Crisafulli Ernesto, Sartori Giulia, Huerta Arturo, Gabarrús Albert, Fantin Alberto, Soler Néstor, Torres Antoni
Respiratory Medicine Unit, University of Verona and Azienda Ospedaliera Universitaria Integrata of Verona, Verona, Italy.
Pulmonary and Critical Care Division, Clinica Sagrada Familia, Institut d'Investigacions Biomèdiques August Pi i Sunyer (IDIBAPS), Barcelona, Spain.
Chest. 2023 Dec;164(6):1422-1433. doi: 10.1016/j.chest.2023.07.021. Epub 2023 Jul 27.
Recently, the Rome proposal updated the definition of exacerbation of COPD (ECOPD). However, such severity grade has not yet demonstrated intermediate-term clinical relevance.
What is the association between the Rome severity classification and short-term and intermediate-term clinical outcomes?
We retrospectively grouped hospitalized patients with ECOPD according to the Rome severity classification (ie, mild, moderate, severe). Baseline, clinical, microbiologic, gas analysis, and laboratory variables were collected. In addition, data about the length of hospital stay and mortality (in-hospital and a follow-up time line from 6 months until 3 years) were assessed.

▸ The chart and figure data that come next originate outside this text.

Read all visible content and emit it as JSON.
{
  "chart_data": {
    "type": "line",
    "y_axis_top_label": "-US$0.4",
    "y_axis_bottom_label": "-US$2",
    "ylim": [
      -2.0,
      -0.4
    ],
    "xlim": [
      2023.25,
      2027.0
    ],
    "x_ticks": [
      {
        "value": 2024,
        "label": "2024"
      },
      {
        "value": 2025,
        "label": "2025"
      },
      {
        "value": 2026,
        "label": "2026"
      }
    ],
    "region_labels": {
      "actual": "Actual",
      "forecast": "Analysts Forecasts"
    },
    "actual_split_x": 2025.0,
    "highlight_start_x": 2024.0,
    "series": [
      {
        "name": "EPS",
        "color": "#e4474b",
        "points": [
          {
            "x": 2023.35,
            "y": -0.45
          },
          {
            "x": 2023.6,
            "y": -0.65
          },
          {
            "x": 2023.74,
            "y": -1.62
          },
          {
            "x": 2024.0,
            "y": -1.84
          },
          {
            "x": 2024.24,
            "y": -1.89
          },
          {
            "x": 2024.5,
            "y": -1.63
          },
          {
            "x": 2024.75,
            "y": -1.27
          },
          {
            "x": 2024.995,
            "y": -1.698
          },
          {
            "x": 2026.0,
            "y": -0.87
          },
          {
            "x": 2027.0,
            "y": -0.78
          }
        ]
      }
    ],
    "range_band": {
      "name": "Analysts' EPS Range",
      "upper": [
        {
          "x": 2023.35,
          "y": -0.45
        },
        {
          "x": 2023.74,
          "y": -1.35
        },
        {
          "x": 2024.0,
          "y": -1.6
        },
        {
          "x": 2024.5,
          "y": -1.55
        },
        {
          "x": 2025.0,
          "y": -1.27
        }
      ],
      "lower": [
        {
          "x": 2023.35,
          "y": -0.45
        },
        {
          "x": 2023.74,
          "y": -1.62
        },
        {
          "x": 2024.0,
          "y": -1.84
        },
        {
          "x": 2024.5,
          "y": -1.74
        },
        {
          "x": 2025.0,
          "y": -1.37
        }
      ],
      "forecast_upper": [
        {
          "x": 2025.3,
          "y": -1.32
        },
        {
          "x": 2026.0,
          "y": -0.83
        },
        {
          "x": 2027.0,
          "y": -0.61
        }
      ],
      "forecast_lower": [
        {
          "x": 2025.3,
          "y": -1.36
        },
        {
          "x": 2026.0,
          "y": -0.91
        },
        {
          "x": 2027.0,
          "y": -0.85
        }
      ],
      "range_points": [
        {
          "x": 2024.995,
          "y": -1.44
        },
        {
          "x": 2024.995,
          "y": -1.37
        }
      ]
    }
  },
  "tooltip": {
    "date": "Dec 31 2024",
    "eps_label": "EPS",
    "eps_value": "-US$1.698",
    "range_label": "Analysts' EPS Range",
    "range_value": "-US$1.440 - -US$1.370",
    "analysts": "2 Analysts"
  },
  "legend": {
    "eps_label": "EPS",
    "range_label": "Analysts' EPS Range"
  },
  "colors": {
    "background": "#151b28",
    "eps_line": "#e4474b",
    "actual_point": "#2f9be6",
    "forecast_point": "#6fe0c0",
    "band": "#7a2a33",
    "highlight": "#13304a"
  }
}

Of the 347 hospitalized patients, 39% were categorized as mild, 31% were categorized as moderate, and 30% were categorized as severe. Overall, patients with severe ECOPD had an extended length of hospital stay. Although in-hospital mortality was similar among groups, patients with severe ECOPD presented a worse prognosis in all follow-up time points. The Kaplan-Meier curves show the role of the severe classification in the cumulative survival at 1 and 3 years (Gehan-Breslow-Wilcoxon test, P = .032 and P = .004, respectively). The multivariable Cox regression analysis showed a higher risk of death at 1 year when patients presented a severe (hazard ratio, 1.99; 95% CI, 1.49-2.65) or moderate grade (hazard ratio, 1.47; 95% CI, 1.10-1.97) compared with a mild grade. Older patients (aged ≥ 80 years), patients requiring long-term oxygen therapy, or patients reporting previous ECOPD episodes had a higher mortality risk. A BMI between 25 and 29 kg/m was associated with a lower risk.
The Rome classification makes it possible to discriminate patients with a worse prognosis (severe or moderate) until a 3-year follow-up.
最近,罗马提议更新了慢性阻塞性肺疾病急性加重(ECOPD)的定义。然而,这种严重程度分级尚未显示出中期临床相关性。
罗马严重程度分类与短期和中期临床结果之间有何关联?
我们根据罗马严重程度分类(即轻度、中度、重度)对住院的ECOPD患者进行回顾性分组。收集了基线、临床、微生物学、气体分析和实验室变量。此外,还评估了住院时间和死亡率(住院期间以及6个月至3年的随访时间线)的数据。
在347例住院患者中,39%被归类为轻度,31%被归类为中度,30%被归类为重度。总体而言,重度ECOPD患者的住院时间延长。虽然各组的住院死亡率相似,但重度ECOPD患者在所有随访时间点的预后都较差。Kaplan-Meier曲线显示了重度分级在1年和3年累积生存中的作用(Gehan-Breslow-Wilcoxon检验,P分别为0.032和0.004)。多变量Cox回归分析显示,与轻度分级相比,重度(风险比,1.99;95%CI,1.49-2.65)或中度分级(风险比,1.47;95%CI,1.10-1.97)的患者在1年时死亡风险更高。老年患者(年龄≥80岁)、需要长期氧疗的患者或有既往ECOPD发作史的患者死亡风险更高。体重指数在25至29kg/m之间的患者风险较低。
罗马分类能够在3年随访期内鉴别出预后较差(重度或中度)的患者。